If a prediction market platform shuts down or loses its regulatory status, your funds could be locked. Kalshi’s DCM status and fund segregation requirements provide strong protection. Polymarket’s CFTC no-action letter provides less certainty — a no-action letter can be withdrawn with relatively little notice.

For funds on Polymarket’s international version, the protections depend on the jurisdiction. There’s no US regulatory backstop for international Polymarket accounts.

Changing state law

A state that currently allows prediction markets could restrict them. If your state passes legislation banning or heavily regulating event contracts, you might need to close positions and withdraw funds on a timeline you didn’t choose. This risk is highest in states with active regulatory scrutiny (New York, Massachusetts, Nevada).

Resolution disputes

When a prediction market contract resolves, the platform determines the outcome. On rare occasions, resolution is disputed. If you disagree with a resolution, your legal options depend on the platform. On Kalshi, you have access to CFTC dispute resolution processes. On Polymarket, dispute resolution depends on the underlying oracle system (typically UMA’s optimistic oracle), and your recourse as a trader is more limited.

Tax enforcement risk

If you fail to report prediction market gains, the IRS can assess penalties and interest. Kalshi reports to the IRS directly (1099-B), so the IRS knows about your Kalshi gains. Polymarket doesn’t report, but on-chain transactions are permanently recorded and increasingly subject to IRS analytics tools. The cost of not reporting exceeds the cost of paying the tax.


Frequently asked questions

Are prediction markets gambling?
Legally, it depends on the jurisdiction. At the federal level, the CFTC classifies event contracts on regulated exchanges as commodity transactions, not gambling. Some state regulators disagree, particularly for contracts on sports and entertainment events. The legal distinction is evolving and hasn’t been definitively settled by the courts.

Can I trade prediction markets if I’m under 18?
No. Both Kalshi and Polymarket (US version) require identity verification confirming you are at least 18 years old. Polymarket’s international version has weaker age verification, but trading as a minor likely violates the platform’s terms of service and potentially applicable law.

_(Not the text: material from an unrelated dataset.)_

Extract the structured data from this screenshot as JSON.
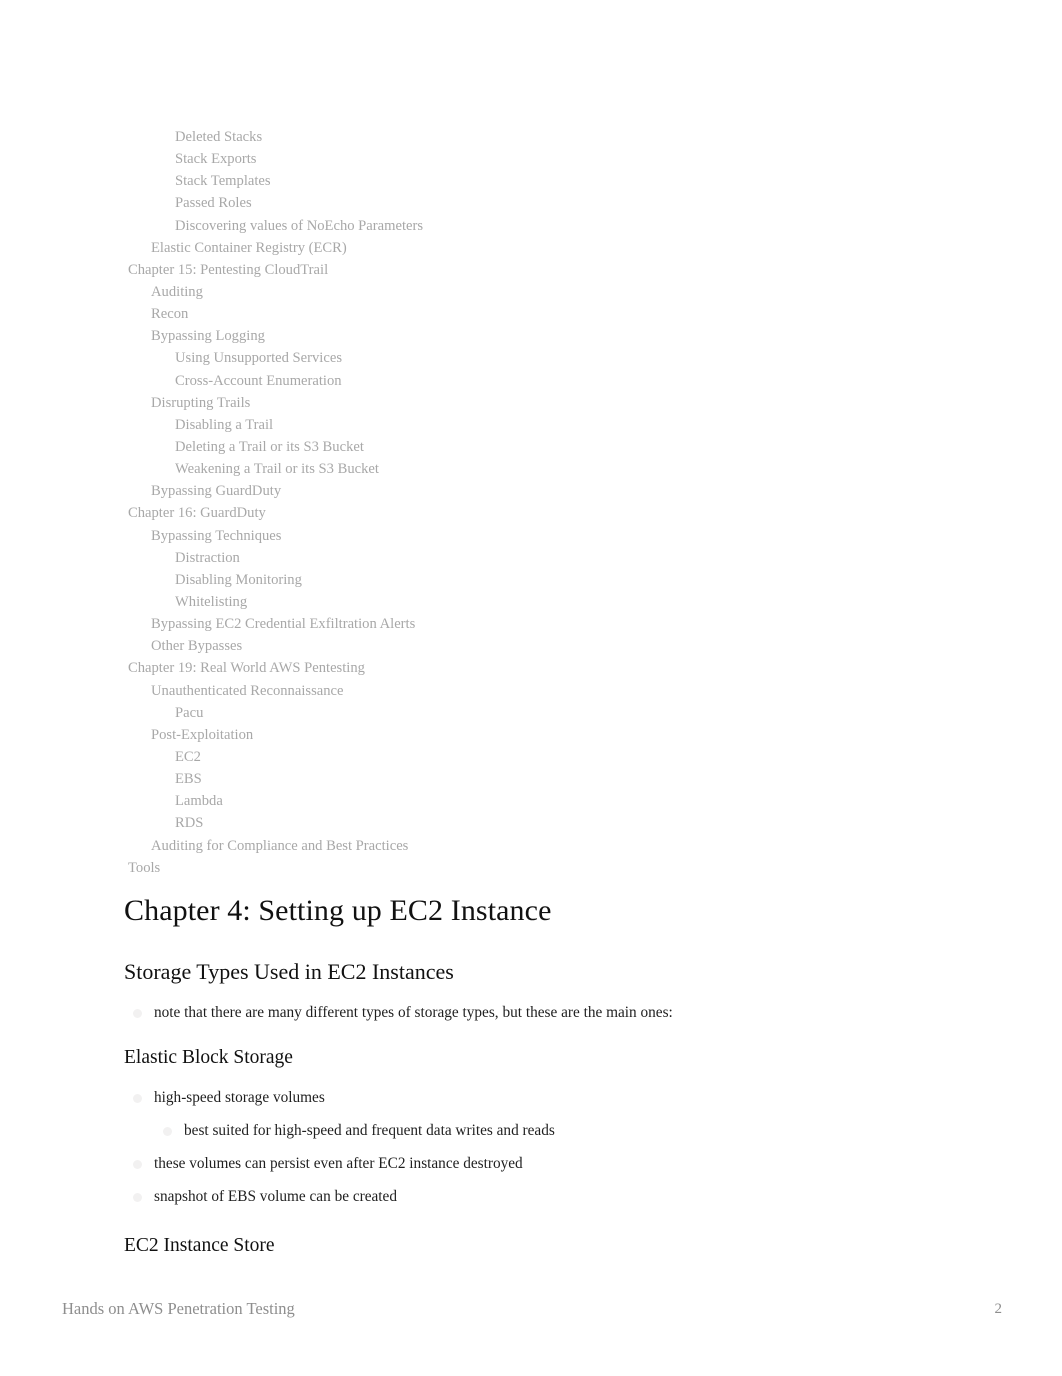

What happens if prediction markets become illegal in my state?
You would likely be required to close your positions and withdraw your funds by a specified deadline. Platforms would restrict access from your state. Existing open positions would typically be allowed to resolve, but new trades would be blocked. This is what happened when some states restricted daily fantasy sports — operators gave users a window to wind down activity.

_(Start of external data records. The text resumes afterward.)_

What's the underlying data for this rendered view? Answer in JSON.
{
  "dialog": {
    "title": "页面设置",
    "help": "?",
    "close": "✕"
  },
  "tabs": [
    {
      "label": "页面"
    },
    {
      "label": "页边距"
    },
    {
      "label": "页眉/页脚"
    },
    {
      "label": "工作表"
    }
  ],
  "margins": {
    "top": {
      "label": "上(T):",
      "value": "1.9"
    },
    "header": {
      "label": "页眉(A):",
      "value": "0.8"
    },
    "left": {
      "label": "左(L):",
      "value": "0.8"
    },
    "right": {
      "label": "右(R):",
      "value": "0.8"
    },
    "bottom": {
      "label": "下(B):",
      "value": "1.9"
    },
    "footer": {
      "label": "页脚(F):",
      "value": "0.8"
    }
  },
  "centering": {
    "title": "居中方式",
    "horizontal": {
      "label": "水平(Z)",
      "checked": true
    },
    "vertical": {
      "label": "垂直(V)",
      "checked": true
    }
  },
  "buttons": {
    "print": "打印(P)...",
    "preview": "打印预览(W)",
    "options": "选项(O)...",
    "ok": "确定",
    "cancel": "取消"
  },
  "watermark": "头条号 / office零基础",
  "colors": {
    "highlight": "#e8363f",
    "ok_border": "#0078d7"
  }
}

Do I need to report prediction market profits on my taxes?
Yes. All prediction market profits are taxable income in the United States, regardless of the platform. Kalshi provides tax forms. For Polymarket and other platforms, you are responsible for tracking and reporting your gains.

Is Polymarket’s international version legal for non-US users?
Polymarket’s international version operates outside US regulatory jurisdiction. Its legality depends on the laws of your country. In many jurisdictions, there are no specific laws governing participation in offshore prediction markets, but this varies widely. Check your local regulations.

Will prediction markets be federally legalized everywhere?
The trend is toward broader federal acceptance. The CFTC’s rulemaking process is expected to provide more clarity in 2026. However, the state vs. federal jurisdictional question will likely take years to fully resolve through legislation or court decisions.